Published:Friday | June 3, 2016

The Realtors Association of Jamaica (RAJ) is already pressing for transfer tax and stamp duty to be rolled back as soon as bailout agreement with the International Monetary Fund (IMF) comes to an end next year.

Transfer tax now stands at five per cent and stamp duty at four per cent, each of which were raised by a percentage point since the signing of the Jamaica-IMF Extended Fund Facility agreement in 2013.

“Take it back to where it was before IMF and then we can have discussions on where to go from there,” said RAJ President Edwin Wint.

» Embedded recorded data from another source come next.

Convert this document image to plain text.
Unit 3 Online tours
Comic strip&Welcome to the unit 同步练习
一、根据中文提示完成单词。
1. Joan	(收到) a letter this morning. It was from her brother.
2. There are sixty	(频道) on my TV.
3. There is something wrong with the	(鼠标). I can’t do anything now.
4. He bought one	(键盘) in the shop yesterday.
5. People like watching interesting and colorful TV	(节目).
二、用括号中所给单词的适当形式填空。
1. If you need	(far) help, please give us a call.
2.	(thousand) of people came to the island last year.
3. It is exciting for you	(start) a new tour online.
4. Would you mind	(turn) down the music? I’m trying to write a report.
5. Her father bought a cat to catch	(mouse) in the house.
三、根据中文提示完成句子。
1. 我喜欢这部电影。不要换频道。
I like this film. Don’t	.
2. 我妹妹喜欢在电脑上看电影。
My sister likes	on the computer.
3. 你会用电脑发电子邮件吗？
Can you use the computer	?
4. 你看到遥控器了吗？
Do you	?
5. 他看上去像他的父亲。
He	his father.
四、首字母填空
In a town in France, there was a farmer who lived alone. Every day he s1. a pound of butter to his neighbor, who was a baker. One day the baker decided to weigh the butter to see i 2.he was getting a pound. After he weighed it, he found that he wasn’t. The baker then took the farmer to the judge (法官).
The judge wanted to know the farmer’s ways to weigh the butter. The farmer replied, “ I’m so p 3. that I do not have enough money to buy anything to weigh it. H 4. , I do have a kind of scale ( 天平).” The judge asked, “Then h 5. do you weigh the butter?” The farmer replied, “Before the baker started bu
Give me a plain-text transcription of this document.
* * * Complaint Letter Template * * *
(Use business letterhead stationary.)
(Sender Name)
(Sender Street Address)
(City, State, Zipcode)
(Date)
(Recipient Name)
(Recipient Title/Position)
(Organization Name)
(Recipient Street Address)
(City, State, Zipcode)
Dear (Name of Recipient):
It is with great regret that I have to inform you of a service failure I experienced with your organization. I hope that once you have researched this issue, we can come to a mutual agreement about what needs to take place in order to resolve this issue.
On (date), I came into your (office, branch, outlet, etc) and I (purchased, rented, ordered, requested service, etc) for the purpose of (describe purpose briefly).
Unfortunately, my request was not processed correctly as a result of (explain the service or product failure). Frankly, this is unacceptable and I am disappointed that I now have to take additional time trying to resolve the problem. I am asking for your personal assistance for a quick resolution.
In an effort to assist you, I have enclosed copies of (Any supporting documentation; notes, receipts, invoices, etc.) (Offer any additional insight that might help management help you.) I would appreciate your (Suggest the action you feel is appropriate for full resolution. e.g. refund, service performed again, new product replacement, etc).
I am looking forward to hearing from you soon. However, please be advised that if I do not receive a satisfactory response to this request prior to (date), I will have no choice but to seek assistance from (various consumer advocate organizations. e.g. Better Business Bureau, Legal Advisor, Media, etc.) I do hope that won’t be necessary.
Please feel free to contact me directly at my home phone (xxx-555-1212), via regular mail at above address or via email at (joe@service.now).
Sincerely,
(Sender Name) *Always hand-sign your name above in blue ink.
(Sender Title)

He argues that with lower taxes, the volume of real estate transactions will increase and translate to economic growth. The current rates, he said, act as a disincentive for some real estate transactions due to the cost.

The realtors have been successful in the past in their lobby against the taxes, which they got reduced in two phases about seven years ago.

“However, in order to meet the conditions of the IMF programme two years ago, the Government reversed some of the gain which were made,” Wint said.

Aims to get rid of taxes

The association is pitching right now for a reduction, but its aim is to get rid of the

real estate taxes altogether, eventually, the RAJ president suggested.

Typically, in real estate transactions, transfer tax is the seller’s cost and the stamp duty and registration is shared 50/50 between seller and purchaser.

The transfer tax rate was previously reduced from 7.5 per cent to four per cent and stamp duty on real estate from approximately five and a half per cent to three per cent, since May 2008, but were raised to their current rates post-2013.

The RAJ head said, based on anecdotal evidence, transaction volumes increased when the rates were reduced. Lower taxes will also spur tax compliance, he said.

“When the incidence of tax is considered to be at a fair level, you will get better compliance. When it is considered to be too high, people undervalue the transaction in order to save,” said Wint, who also heads La Maison Property Services Limited.

Business would also pick up in the secondary real estate market, he adds.

“For example, you want to buy a little distressed/foreclosure property in Portmore, fix it up and sell it back; you can’t do that with this high transfer tax. You would have paid the transfer to buy it and then you are going to have to pay it again to sell it. So it makes the conveyance cost for the transaction too high,” he reasoned.